Consumer Spending Ends Sluggish Quarter on Positive Note

Image
Ty Wright/Bloomberg News

Consumer spending climbed in March, capping a lackluster first-quarter performance that was enough to keep the U.S. economy from shrinking.

Purchases rose 0.4%, the biggest increase since November, after a 0.2% February gain that was larger than previously estimated, Commerce Department figures showed April 30. The median forecast of 79 economists in a Bloomberg News survey called for a 0.5% increase. Incomes were little changed reflecting a drop in dividend payments.

“Consumer spending in the first quarter as a whole was OK,” Guy Berger, a U.S. economist at RBS Securities Inc. in Stamford, Connecticut, said before the report. “March was hopefully just a down payment on the rebound we’re going to see in the second quarter.”

Economists are counting on household spending to do the heavy lifting in reviving growth after slumps in business investment and exports caused the economy to stagger at the start of 2015. An improving job market and nascent acceleration in wage increases are among reasons such a rebound probably is in the works.



Projections for spending in the Bloomberg survey ranged from gains of 0.2% to 0.7%. The previous month’s reading initially was reported as a 0.1% increase.

The Bloomberg survey median called for incomes to rise 0.2%. The unchanged reading last month followed a 0.4% gain in February that was driven by a jump in dividends.

The report represents the monthly breakdown of data published April 29 that showed consumption climbed at a better-than-expected 1.9% in the first quarter.
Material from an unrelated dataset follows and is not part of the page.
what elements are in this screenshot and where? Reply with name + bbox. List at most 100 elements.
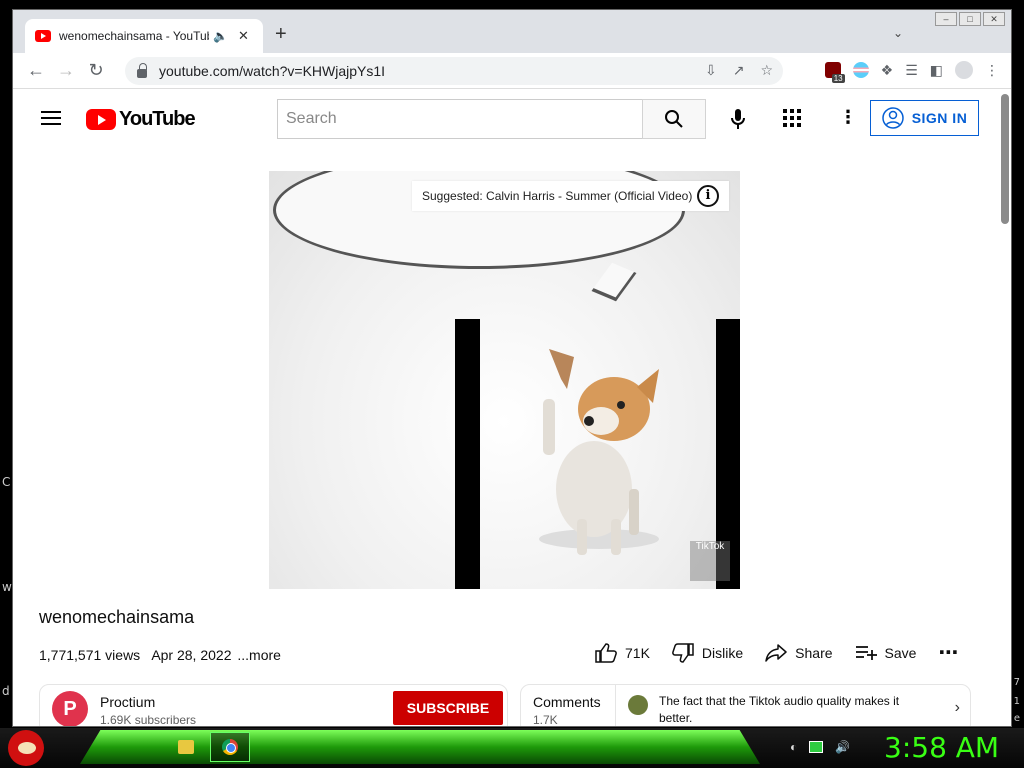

Still, that was less than half the pace of the prior three months, when spending climbed at the fastest rate since 2006.

The U.S. economy barely grew from January to March, with gross domestic product rising at a 0.2% annual rate and weighed by harsh winter weather and slumps in business investment and exports. GDP advanced 2.2% in the prior quarter, Commerce Department data show.
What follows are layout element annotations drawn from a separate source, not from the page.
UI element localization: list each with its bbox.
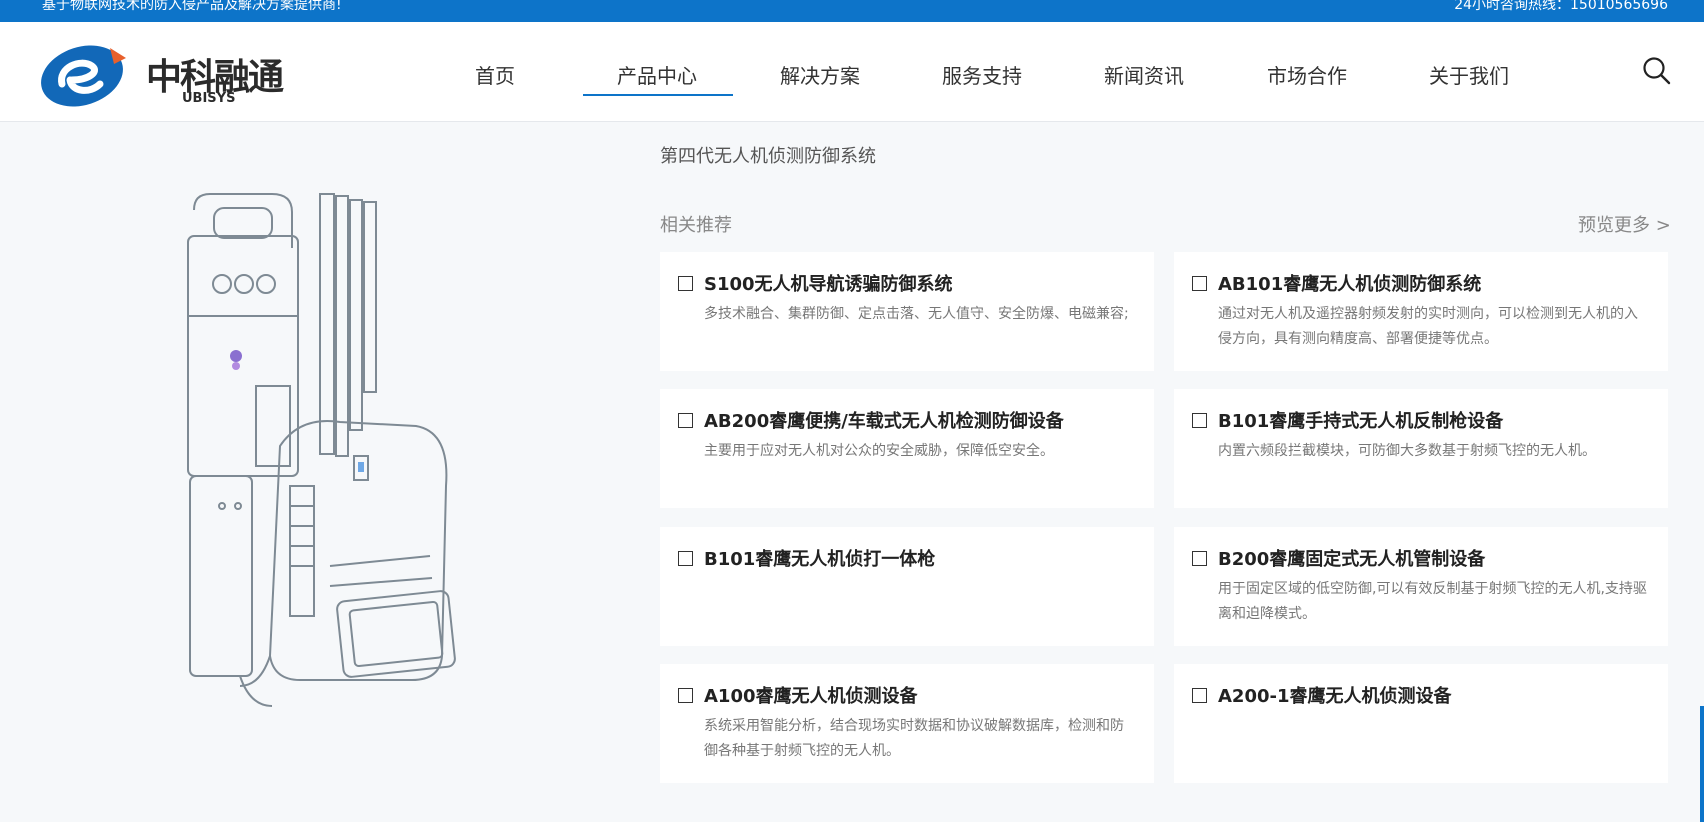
nav-active-underline (583, 94, 733, 96)
related-card-title[interactable]: B200睿鹰固定式无人机管制设备 (1218, 545, 1485, 571)
related-card[interactable]: A200-1睿鹰无人机侦测设备 (1174, 664, 1668, 783)
brand-logo[interactable]: 中科融通 UBISYS (40, 40, 285, 112)
site-header: 中科融通 UBISYS 首页 产品中心 解决方案 服务支持 新闻资讯 市场合作 … (0, 22, 1704, 122)
checkbox-icon[interactable] (1192, 688, 1207, 703)
related-card[interactable]: A100睿鹰无人机侦测设备 系统采用智能分析，结合现场实时数据和协议破解数据库，… (660, 664, 1154, 783)
related-card[interactable]: B200睿鹰固定式无人机管制设备 用于固定区域的低空防御,可以有效反制基于射频飞… (1174, 527, 1668, 646)
logo-mark-icon (41, 45, 126, 107)
related-card-title[interactable]: AB101睿鹰无人机侦测防御系统 (1218, 270, 1481, 296)
related-card-title[interactable]: A200-1睿鹰无人机侦测设备 (1218, 682, 1452, 708)
checkbox-icon[interactable] (678, 276, 693, 291)
related-card-title[interactable]: A100睿鹰无人机侦测设备 (704, 682, 918, 708)
checkbox-icon[interactable] (678, 413, 693, 428)
top-announcement-bar: 基于物联网技术的防入侵产品及解决方案提供商! 24小时咨询热线：15010565… (0, 0, 1704, 22)
checkbox-icon[interactable] (1192, 413, 1207, 428)
nav-item-products[interactable]: 产品中心 (617, 60, 697, 89)
more-link[interactable]: 预览更多 > (1578, 211, 1671, 237)
nav-item-news[interactable]: 新闻资讯 (1104, 60, 1184, 89)
related-card-desc: 通过对无人机及遥控器射频发射的实时测向，可以检测到无人机的入侵方向，具有测向精度… (1218, 306, 1638, 347)
hotline-text: 24小时咨询热线：15010565696 (1454, 0, 1668, 13)
checkbox-icon[interactable] (678, 551, 693, 566)
checkbox-icon[interactable] (1192, 551, 1207, 566)
related-card-desc: 主要用于应对无人机对公众的安全威胁，保障低空安全。 (704, 443, 1054, 459)
related-card[interactable]: AB200睿鹰便携/车载式无人机检测防御设备 主要用于应对无人机对公众的安全威胁… (660, 389, 1154, 508)
nav-item-cooperation[interactable]: 市场合作 (1267, 60, 1347, 89)
checkbox-icon[interactable] (678, 688, 693, 703)
scrollbar-thumb[interactable] (1700, 706, 1704, 822)
checkbox-icon[interactable] (1192, 276, 1207, 291)
nav-item-solutions[interactable]: 解决方案 (780, 60, 860, 89)
company-slogan: 基于物联网技术的防入侵产品及解决方案提供商! (42, 0, 342, 13)
nav-item-home[interactable]: 首页 (475, 60, 515, 89)
related-card[interactable]: AB101睿鹰无人机侦测防御系统 通过对无人机及遥控器射频发射的实时测向，可以检… (1174, 252, 1668, 371)
related-card-desc: 用于固定区域的低空防御,可以有效反制基于射频飞控的无人机,支持驱离和迫降模式。 (1218, 581, 1647, 622)
related-card-desc: 内置六频段拦截模块，可防御大多数基于射频飞控的无人机。 (1218, 443, 1596, 459)
related-card-title[interactable]: B101睿鹰无人机侦打一体枪 (704, 545, 935, 571)
related-card-title[interactable]: S100无人机导航诱骗防御系统 (704, 270, 953, 296)
product-title: 第四代无人机侦测防御系统 (660, 146, 876, 167)
nav-item-about[interactable]: 关于我们 (1429, 60, 1509, 89)
related-card-desc: 多技术融合、集群防御、定点击落、无人值守、安全防爆、电磁兼容; (704, 306, 1129, 322)
related-card-title[interactable]: AB200睿鹰便携/车载式无人机检测防御设备 (704, 407, 1064, 433)
related-card[interactable]: B101睿鹰手持式无人机反制枪设备 内置六频段拦截模块，可防御大多数基于射频飞控… (1174, 389, 1668, 508)
search-icon[interactable] (1642, 56, 1672, 86)
related-card[interactable]: B101睿鹰无人机侦打一体枪 (660, 527, 1154, 646)
related-card[interactable]: S100无人机导航诱骗防御系统 多技术融合、集群防御、定点击落、无人值守、安全防… (660, 252, 1154, 371)
related-card-desc: 系统采用智能分析，结合现场实时数据和协议破解数据库，检测和防御各种基于射频飞控的… (704, 718, 1124, 759)
nav-item-support[interactable]: 服务支持 (942, 60, 1022, 89)
related-heading: 相关推荐 (660, 215, 732, 236)
related-card-title[interactable]: B101睿鹰手持式无人机反制枪设备 (1218, 407, 1503, 433)
product-image (187, 193, 456, 707)
brand-name-en: UBISYS (182, 91, 236, 106)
The Federal Reserve, which is considering raising interest rates for the first time since 2006, said the slowdown during the winter months in part reflects “transitory factors,” according to a statement April 29 after a two-day meeting. “Although growth in output and unemployment slowed during the first quarter, the committee continues to expect that, with appropriate policy accommodation, economic activity will expand at a moderate pace.”

The Fed repeated it will raise rates when it sees further labor-market improvement and is “reasonably confident” inflation will move back to its 2% goal over time.
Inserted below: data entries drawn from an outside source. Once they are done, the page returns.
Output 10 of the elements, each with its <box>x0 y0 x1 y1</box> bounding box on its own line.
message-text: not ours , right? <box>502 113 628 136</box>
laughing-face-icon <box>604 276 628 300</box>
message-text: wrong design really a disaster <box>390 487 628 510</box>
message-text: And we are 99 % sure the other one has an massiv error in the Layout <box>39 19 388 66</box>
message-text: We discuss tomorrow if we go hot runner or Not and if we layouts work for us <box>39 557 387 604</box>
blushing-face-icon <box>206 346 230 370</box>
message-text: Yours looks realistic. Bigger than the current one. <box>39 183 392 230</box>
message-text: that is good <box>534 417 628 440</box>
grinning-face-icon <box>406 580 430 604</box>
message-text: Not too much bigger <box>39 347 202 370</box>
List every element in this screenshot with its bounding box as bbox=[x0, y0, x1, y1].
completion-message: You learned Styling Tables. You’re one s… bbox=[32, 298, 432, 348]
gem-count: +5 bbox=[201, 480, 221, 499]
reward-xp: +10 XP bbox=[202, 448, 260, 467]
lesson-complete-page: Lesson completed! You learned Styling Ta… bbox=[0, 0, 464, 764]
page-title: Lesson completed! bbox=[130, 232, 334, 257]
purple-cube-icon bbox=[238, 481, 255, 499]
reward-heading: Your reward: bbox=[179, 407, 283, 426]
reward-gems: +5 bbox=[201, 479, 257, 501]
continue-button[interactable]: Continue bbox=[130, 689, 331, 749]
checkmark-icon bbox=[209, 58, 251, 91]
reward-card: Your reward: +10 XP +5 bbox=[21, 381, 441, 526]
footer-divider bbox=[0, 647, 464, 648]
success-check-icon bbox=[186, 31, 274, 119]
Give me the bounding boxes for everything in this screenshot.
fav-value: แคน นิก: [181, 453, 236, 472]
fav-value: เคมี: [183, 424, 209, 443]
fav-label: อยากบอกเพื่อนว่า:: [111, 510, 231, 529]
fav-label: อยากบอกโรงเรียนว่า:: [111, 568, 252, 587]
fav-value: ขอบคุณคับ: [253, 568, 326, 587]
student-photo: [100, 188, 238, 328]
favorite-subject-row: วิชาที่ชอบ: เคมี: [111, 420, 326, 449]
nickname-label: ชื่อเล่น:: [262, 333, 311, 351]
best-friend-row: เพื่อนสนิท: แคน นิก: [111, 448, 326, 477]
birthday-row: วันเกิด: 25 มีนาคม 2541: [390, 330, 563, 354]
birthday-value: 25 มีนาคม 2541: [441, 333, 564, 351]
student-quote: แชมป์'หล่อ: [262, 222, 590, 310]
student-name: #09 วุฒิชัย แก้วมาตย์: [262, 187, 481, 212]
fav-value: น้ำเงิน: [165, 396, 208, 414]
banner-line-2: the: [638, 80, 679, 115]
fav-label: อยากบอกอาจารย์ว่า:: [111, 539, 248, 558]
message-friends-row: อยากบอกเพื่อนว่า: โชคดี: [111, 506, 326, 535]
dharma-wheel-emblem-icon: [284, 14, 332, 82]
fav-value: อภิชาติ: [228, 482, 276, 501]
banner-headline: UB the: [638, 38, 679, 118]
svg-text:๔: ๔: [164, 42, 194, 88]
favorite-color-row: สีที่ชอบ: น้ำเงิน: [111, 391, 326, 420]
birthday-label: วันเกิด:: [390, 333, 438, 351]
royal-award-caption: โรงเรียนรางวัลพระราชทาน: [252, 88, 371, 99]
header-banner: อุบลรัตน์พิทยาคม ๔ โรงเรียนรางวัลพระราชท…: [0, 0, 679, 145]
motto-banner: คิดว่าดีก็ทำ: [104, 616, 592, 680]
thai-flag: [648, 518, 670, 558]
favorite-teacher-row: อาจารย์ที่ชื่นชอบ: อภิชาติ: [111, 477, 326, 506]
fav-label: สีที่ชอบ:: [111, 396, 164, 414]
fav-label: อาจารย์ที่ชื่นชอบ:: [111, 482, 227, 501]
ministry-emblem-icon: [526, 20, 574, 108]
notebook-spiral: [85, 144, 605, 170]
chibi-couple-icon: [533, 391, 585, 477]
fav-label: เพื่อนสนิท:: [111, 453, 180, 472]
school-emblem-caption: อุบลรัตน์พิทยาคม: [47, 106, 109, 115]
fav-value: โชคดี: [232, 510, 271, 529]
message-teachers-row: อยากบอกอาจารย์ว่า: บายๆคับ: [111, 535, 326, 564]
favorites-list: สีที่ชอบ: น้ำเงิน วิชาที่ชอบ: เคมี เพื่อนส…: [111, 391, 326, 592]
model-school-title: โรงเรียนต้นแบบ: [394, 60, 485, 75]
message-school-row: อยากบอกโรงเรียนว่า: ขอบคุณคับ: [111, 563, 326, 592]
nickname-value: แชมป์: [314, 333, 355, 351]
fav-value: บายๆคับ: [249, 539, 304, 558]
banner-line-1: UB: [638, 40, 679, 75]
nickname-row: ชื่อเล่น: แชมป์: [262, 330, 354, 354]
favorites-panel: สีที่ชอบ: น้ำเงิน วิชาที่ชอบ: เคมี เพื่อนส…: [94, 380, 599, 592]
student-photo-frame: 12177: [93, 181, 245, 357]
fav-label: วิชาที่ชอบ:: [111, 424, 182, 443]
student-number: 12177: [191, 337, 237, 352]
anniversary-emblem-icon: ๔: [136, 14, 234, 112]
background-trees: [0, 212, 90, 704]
The report showed the price index tied to consumer spending increased 0.2% in March, the same as in the prior month. From a year earlier, the gauge was up 0.3%. This inflation measure is preferred by Fed policymakers and last met their target in April 2012.

Stripping out the volatile food and energy components, the price measure climbed 0.1% from the month before and 1.3% in the 12 months ended March.

The report also showed that after adjusting for inflation, which generates the figures used to calculate GDP, purchases increased 0.3% last month after being little change in February, which previously was reported as a 0.1% drop.

The gain last month was propelled by a 2% inflation-adjusted increase in durable goods that reflected a rebound in demand for automobiles.

Cheaper gasoline prices have kept some extra money in consumers’ pockets over the past few months. While the average price of a gallon of the fuel rose to $2.56 on April 28 from a low of $2.03 in January, it’s still below last year’s peak of $3.70.

Companies such as Mastercard Inc., the second-largest payments network, also are feeling the effects of lower gas prices. While payment credit-card spending accelerated outside the United States, domestic consumers seem to be using spare cash from cheaper gas to pay down debt and prop up personal savings, and “we don’t get any benefit out of a higher savings rate,” MasterCard CEO Ajay Banga said.

However, it doesn’t appear to be a long-term issue, he added. “I think we’re going to look at a somewhat different pattern of consumer spending over the next three to six months just because underlying consumer sentiment is positive.”

Expenditures on services were little changed after adjusting for inflation, the figures showed. The category, which tourism, legal help, health care and personal care items such as haircuts, is typically difficult for the government to estimate accurately until more information is available in later months.

Disposable income, or money left over after taxes, fell 0.2% in March from the prior month after adjusting for inflation, the weakest performance since December 2013. It was up 3.3% over the past year. The saving rate decreased to 5.3% from 5.7% in February.

Continued job gains will be needed to support consumer spending in the months to come. Payrolls climbed by 126,000 in March, the weakest since December 2013, after 12 straight months of gains greater than 200,000, according to Labor Department data.

Wages and salaries in the nation rose at a faster pace in the first quarter, another report showed April 30. Worker pay climbed 0.7% in the three months through March after a 0.6% advance in the third quarter, according to the Labor Department’s employment cost index.

Another Labor Department report showed firings dropped to the lowest level in 15 years. The number of Americans filing claims for unemployment benefits declined by 34,000 to 262,000 in the week ended April 25, the fewest since April 2000.

“Although growth in output and employment slowed during the first quarter, the committee continues to expect that, with appropriate policy accommodation, economic activity will expand at a moderate pace,” the Fed said in its April 28 statement.